Маргарита верит в творческое могущество мастера: «— Я ничего не боюсь, Марго, — вдруг ответил ей мастер и поднял голову и показался ей таким, каким был, когда сочинял то, чего никогда не видал, но о чем наверно знал, что оно было…» И Булгаков верит в творческое могущество человека, если этот человек — мастер. Как верит во всепобеждающую силу любви, если любящая женщина — Маргарита.
Главное доказательство А. В. Кураева в пользу его (и М. М. Дунаева) прочтения романа — то, что все «древние» главы этого романа написаны, по его мнению, в одном стиле («одним пером») и, следовательно, Воландом.
Ну, кто же спорит: все главы романа «Мастер и Маргарита», включая «древние», действительно написаны «одним пером» — точнее, то написаны, то надиктованы, — но не Воландом, конечно, а Михаилом Булгаковым, сочинившим и Воланда, и мастера, и своего собственного Пилата, и многое другое — от времен Мольера до пушкинских времен, от Парижа Мольера до Парижа Чарноты, о молодом, еще не отравленном властью Сталине и о многом, чего «никогда не видал, но о чем наверно знал, что оно было…»
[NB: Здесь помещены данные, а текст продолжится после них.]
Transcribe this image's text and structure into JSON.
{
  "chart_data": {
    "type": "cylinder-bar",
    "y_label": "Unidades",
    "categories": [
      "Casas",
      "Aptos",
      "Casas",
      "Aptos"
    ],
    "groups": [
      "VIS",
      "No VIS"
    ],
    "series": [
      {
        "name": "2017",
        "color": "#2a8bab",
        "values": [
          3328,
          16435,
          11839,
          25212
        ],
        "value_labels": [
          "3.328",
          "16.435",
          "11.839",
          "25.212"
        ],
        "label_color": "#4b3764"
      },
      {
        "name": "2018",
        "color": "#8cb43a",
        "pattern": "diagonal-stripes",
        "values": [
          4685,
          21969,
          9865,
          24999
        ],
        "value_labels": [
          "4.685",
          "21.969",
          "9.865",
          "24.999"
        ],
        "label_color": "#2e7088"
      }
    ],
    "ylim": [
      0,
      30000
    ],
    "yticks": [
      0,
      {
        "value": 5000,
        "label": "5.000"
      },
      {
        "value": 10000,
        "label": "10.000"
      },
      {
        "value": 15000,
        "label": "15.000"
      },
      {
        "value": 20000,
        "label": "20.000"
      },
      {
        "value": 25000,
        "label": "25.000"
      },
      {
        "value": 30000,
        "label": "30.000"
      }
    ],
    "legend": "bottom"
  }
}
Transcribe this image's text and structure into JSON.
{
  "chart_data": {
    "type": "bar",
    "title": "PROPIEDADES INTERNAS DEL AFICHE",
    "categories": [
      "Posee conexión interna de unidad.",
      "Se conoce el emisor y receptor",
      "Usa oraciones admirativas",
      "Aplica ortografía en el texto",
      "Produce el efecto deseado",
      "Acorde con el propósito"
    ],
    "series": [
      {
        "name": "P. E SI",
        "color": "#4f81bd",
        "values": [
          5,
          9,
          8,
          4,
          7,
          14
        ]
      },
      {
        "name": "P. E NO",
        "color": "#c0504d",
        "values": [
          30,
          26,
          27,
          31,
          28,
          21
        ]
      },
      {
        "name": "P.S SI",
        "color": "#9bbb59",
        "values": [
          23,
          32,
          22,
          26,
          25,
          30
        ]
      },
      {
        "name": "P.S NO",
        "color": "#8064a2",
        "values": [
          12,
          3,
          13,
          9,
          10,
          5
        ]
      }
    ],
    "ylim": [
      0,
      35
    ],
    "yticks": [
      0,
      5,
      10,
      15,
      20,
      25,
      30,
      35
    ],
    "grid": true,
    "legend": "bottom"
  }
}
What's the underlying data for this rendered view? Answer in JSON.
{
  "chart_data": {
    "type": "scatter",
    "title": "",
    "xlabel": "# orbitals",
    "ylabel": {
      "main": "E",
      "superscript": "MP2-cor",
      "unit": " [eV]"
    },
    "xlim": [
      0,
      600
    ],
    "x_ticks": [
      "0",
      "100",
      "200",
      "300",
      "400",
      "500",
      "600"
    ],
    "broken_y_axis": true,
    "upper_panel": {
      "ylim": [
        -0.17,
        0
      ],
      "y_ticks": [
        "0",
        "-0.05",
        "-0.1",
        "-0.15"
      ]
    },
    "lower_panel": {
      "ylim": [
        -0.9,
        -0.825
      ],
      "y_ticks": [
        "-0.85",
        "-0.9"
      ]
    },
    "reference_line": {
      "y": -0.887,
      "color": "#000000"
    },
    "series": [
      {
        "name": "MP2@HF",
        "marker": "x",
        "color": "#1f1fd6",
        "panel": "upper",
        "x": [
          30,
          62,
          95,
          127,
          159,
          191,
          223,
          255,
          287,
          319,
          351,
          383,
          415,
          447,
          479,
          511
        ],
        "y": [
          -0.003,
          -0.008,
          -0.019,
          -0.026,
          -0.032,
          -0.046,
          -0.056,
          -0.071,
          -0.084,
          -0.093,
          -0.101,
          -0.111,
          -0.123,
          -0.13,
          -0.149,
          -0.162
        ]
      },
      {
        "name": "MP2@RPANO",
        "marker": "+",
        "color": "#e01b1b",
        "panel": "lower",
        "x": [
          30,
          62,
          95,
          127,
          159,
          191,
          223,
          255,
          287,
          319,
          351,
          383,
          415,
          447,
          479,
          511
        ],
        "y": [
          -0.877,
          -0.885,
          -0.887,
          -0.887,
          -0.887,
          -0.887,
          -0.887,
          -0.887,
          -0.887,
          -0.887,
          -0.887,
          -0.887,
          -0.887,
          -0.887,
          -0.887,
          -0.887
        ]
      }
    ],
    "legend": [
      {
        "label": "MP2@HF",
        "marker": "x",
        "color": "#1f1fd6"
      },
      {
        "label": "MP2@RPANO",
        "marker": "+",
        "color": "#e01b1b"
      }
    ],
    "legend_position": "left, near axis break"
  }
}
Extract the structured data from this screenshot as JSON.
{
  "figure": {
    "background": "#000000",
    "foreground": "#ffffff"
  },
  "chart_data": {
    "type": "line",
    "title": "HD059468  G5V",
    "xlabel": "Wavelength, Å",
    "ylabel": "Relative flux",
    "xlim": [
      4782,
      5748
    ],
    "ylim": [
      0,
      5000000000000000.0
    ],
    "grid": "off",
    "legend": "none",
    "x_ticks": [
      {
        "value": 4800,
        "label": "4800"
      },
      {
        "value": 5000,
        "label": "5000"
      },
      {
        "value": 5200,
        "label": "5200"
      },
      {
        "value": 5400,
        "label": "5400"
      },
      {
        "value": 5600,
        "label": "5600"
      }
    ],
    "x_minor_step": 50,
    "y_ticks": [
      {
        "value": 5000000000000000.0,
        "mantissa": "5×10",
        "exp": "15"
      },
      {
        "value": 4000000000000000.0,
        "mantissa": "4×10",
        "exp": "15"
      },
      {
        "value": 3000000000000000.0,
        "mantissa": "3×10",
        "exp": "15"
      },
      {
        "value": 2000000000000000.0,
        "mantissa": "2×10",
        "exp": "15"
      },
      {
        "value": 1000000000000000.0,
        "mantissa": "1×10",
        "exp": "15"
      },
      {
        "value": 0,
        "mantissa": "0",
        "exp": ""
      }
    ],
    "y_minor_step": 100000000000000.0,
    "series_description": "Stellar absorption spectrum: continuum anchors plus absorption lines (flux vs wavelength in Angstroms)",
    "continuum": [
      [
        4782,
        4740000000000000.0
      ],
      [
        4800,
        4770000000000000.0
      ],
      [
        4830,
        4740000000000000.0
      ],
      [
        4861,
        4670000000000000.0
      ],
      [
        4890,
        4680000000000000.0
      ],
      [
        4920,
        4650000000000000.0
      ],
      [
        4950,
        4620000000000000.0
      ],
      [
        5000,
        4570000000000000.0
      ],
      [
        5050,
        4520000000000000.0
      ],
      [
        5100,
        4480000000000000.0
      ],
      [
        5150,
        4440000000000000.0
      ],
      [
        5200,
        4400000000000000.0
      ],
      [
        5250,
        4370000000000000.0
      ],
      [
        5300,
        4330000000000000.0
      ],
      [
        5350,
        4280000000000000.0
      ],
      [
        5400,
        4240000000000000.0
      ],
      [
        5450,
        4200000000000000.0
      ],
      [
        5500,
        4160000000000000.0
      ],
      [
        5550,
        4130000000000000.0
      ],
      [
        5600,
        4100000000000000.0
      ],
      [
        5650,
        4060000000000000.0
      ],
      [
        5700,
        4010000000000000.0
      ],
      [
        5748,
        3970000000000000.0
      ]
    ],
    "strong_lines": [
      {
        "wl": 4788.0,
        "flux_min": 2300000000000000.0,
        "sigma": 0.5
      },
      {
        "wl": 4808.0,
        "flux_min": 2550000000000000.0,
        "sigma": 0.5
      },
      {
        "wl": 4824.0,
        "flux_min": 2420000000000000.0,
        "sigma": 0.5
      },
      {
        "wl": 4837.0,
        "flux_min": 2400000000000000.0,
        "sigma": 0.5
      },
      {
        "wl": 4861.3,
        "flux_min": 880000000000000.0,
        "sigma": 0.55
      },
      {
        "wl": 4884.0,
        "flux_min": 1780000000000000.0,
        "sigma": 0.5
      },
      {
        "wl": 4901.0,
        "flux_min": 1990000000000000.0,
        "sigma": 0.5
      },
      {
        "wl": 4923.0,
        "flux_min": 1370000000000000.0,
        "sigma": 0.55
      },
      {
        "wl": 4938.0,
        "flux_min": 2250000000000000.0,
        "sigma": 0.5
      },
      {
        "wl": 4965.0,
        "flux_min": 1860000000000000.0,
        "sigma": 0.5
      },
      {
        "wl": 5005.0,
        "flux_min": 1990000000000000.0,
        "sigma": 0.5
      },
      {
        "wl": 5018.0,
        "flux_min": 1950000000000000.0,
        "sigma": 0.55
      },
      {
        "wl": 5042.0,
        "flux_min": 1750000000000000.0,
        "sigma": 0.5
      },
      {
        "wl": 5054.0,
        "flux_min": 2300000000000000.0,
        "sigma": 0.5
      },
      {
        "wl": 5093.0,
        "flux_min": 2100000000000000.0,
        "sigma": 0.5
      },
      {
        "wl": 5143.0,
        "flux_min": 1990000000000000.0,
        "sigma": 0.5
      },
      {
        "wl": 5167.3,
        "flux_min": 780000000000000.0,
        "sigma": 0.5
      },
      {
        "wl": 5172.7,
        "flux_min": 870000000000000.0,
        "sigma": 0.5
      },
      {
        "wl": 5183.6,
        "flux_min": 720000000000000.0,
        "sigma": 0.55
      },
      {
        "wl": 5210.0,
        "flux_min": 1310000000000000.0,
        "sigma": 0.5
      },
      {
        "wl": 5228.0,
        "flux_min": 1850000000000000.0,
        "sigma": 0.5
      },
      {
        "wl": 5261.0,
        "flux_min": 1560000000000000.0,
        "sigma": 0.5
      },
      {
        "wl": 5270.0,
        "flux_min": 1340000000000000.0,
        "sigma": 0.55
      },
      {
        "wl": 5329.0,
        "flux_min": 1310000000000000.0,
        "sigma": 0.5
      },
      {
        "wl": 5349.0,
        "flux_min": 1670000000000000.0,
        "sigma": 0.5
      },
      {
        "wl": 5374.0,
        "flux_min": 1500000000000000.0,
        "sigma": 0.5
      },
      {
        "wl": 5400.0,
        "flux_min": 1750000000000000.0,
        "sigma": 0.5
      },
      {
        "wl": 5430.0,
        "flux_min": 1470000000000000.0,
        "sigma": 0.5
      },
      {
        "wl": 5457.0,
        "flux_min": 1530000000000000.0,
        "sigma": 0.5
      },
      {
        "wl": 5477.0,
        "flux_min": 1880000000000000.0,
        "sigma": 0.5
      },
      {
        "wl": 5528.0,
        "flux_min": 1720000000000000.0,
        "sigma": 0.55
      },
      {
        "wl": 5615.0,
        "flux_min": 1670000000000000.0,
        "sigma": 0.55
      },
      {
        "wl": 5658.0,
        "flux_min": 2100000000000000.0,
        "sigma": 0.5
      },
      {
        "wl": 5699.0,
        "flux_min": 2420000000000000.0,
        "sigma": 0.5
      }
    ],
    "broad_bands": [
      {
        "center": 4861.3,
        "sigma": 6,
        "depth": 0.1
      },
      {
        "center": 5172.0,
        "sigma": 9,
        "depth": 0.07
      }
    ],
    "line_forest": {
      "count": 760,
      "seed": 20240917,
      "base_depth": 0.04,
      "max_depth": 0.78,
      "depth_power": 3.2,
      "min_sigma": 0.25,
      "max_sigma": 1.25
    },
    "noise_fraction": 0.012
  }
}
В сюжете романа «Мастер и Маргарита» мастер никогда раньше не встречался с Воландом. Воланд узнает о нем от Маргариты («Я хочу, чобы мне сейчас же, сию секунду, вернули моего любовника, мастера»). Правда, узнает сразу и все — ему труда на это не требуется. И просматривает роман — сразу и весь — уже после своего бала. Ни в каком анти-Евангелии он не нуждается: свидетель События — в романе — он и так лучше всех знает, что там произошло на самом деле. И свою фантастическую «черную мессу» — с жертвоприношением доносчика и претворением крови доносчика в вино — творит сам, от замысла до осуществления. Предположить, что ему нужна для этого помощь мастера, смешно…
А бал Сатаны, поражающий читателей своей дерзкой невозможностью, даже недозволенностью, где все обнаженные грешницы красивы («На Маргариту наплывали их смуглые, и белые, и цвета кофейного зерна, и вовсе черные тела. В волосах рыжих, черных, каштановых, светлых, как лен, — в ливне света играли и плясали, рассыпали искры драгоценные камни») и фрачники элегантны («И как будто кто-то окропил штурмующую колонну мужчин капельками света, — с грудей брызгали светом бриллиантовые запонки»), где фонтаны то шампанского, то коньяка и гремит музыка, причем оркестр «короля вальсов» сменяет не просто джаз, но невероятный по выдумке обезьяний джаз («Два гамадрила в гривах, похожих на львиные, играли на роялях, и этих роялей не было слышно в громе и писке и буханьях саксофонов, скрипок и барабанов…»).
Опять булгаковский перевертыш? Да. Но прикосновения к Евангелию — анти-Евангелия — не ищите. Его нет. Булгаков отталкивается здесь от другого великого произведения — Дантова «Ада». Точнее — от песни пятой «Ада», где «адский ветер, отдыха не зная, Мчит сонмы душ среди окрестной мглы И мучит их, крутя и истязая».
Вергилий, которого Данте называет своим «вожатым», «вождем», поясняет ему многое и даже останавливает две тени, навечно слившиеся в адском вихре. Это Франческа да Римини и ее возлюбленный Паоло. И Франческа кратко рассказывает Данте о своей судьбе.
В роли Данте у Булгакова здесь оказывается Маргарита, в роли Вергилия — Коровьев, охотно дающий свои пояснения, иногда Бегемот с его репликами. Но главное — в романе, вместо адского вихря и несущегося потока грешных душ, дерзко противоположная картина:
«На зеркальном полу несчитанное количество пар, словно слившись, поражая ловкостью и чистотой движений, вертясь в одном направлении, стеною шло, угрожая все смести на своем пути. Живые атласные бабочки ныряли над танцующими полчищами, с потолков сыпались цветы…»
Вместо мучений — празднество, очень кратковременное, в течение нескольких нестойких часов, в которые разворачивается Воландом мгновение полночи, и столь же краткое, но такое желанное воплощение жизни, которое каждая из этих теней получает, прикоснувшись к колену и руке по-настоящему живой Маргариты…
«Сейчас придет гроза…»
Таким же настойчивым мотивом проходят через роман булгаковские грозы.